Paytm Mall an E-commerce platform suffered a huge data breach. A cybercrime group by the name ‘John Wick’ got unrestricted access to the company’s entire database as per Cyble Inc.
As per Cyble Inc, ‘John Wick’ broke into many Indian companies earlier.
According to Cyble, its sources also forwarded them messages where the perpetrator claims to have demanded 10 Ethereum (ETH), equivalent to $4,000 and is receiving the ransom payment from the Paytm Mall.
The group uses ‘grey-hat’ hacker tactics and provides help to companies or victims to fix their bugs, as per a report by Cyble.
A ‘grey hat’ is a computer hacker who looks for vulnerabilities in platforms and systems, without the owner’s knowledge and asks for a fee to fix the issue.
However, Paytm Mall denied the claim and said that there were no data breaches as detected by their internal cybersecurity teams.
“We would like to assure that all user as well as company data is completely safe and secure. We invest heavily in our data security, as you would expect. We have been investigating the claims of a possible hack and data breach, and haven’t found any security lapses yet. We also have a Bug Bounty program, under which we reward responsible disclosure of any security risks. We extensively work with the security research community and safely resolve security anomalies,” said a Paytm Mall spokesperson.
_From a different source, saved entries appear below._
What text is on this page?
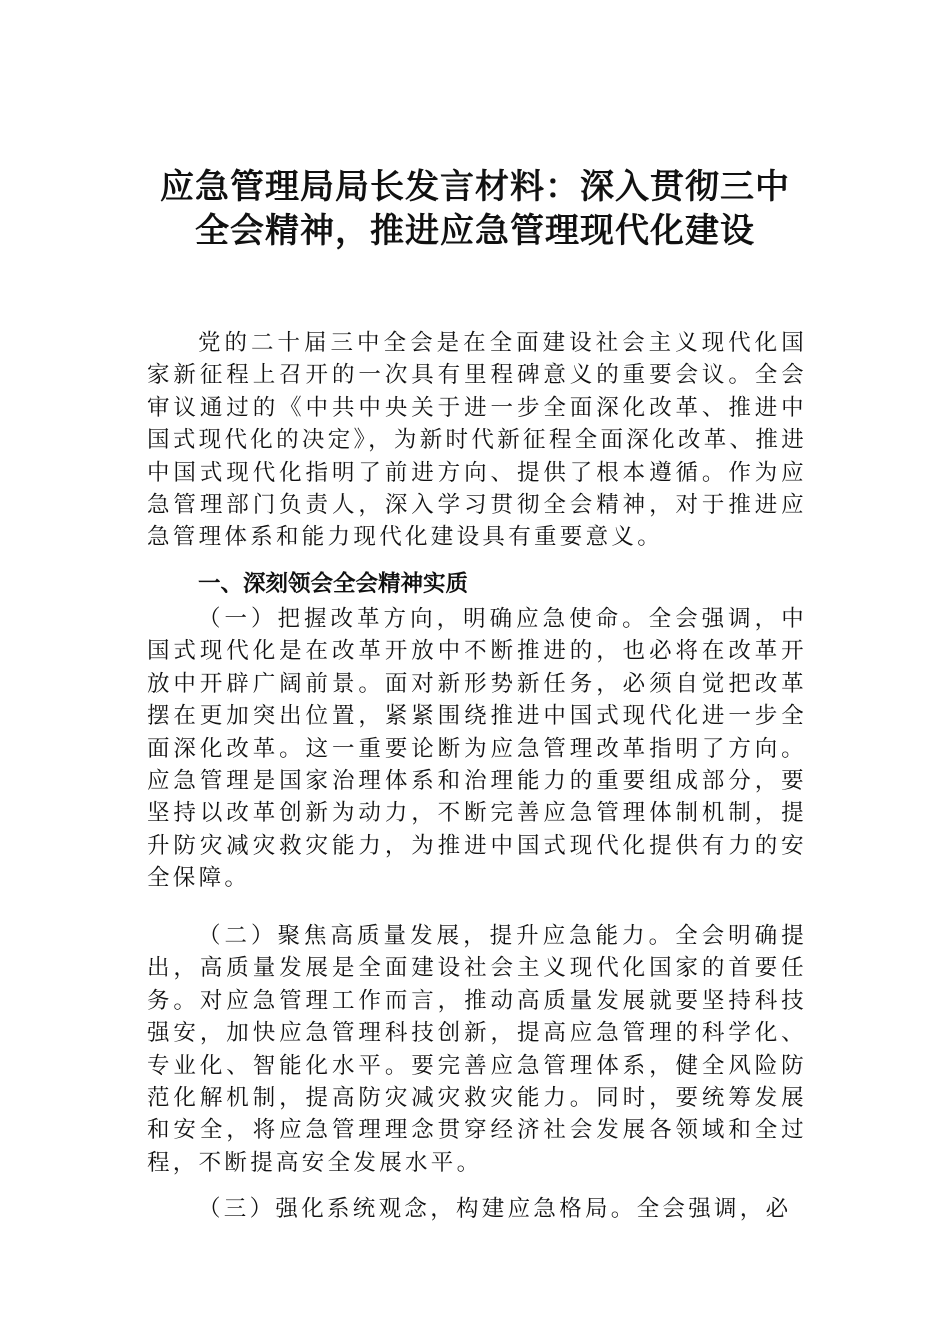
应急管理局局长发言材料：深入贯彻三中
全会精神，推进应急管理现代化建设

党的二十届三中全会是在全面建设社会主义现代化国家新征程上召开的一次具有里程碑意义的重要会议。全会审议通过的《中共中央关于进一步全面深化改革、推进中国式现代化的决定》，为新时代新征程全面深化改革、推进中国式现代化指明了前进方向、提供了根本遵循。作为应急管理部门负责人，深入学习贯彻全会精神，对于推进应急管理体系和能力现代化建设具有重要意义。

一、深刻领会全会精神实质

（一）把握改革方向，明确应急使命。全会强调，中国式现代化是在改革开放中不断推进的，也必将在改革开放中开辟广阔前景。面对新形势新任务，必须自觉把改革摆在更加突出位置，紧紧围绕推进中国式现代化进一步全面深化改革。这一重要论断为应急管理改革指明了方向。应急管理是国家治理体系和治理能力的重要组成部分，要坚持以改革创新为动力，不断完善应急管理体制机制，提升防灾减灾救灾能力，为推进中国式现代化提供有力的安全保障。

（二）聚焦高质量发展，提升应急能力。全会明确提出，高质量发展是全面建设社会主义现代化国家的首要任务。对应急管理工作而言，推动高质量发展就要坚持科技强安，加快应急管理科技创新，提高应急管理的科学化、专业化、智能化水平。要完善应急管理体系，健全风险防范化解机制，提高防灾减灾救灾能力。同时，要统筹发展和安全，将应急管理理念贯穿经济社会发展各领域和全过程，不断提高安全发展水平。

（三）强化系统观念，构建应急格局。全会强调，必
India faced several data breaches earlier. In May, Truecaller records of Indian users were also put up on sale on the dark web. In January 2019, Amazon India accepted that they had a technical glitch which resulted in the exposure of tax reports of other sellers, in an attempt to download their Merchant Tax Reports for December 2018.
Recently, Mint also reported that North Korea- backed Lazarus group was planning a cyberattack to target 2 million individual email IDs belonging to users in India, according to cyber intelligence firm Cyfirma.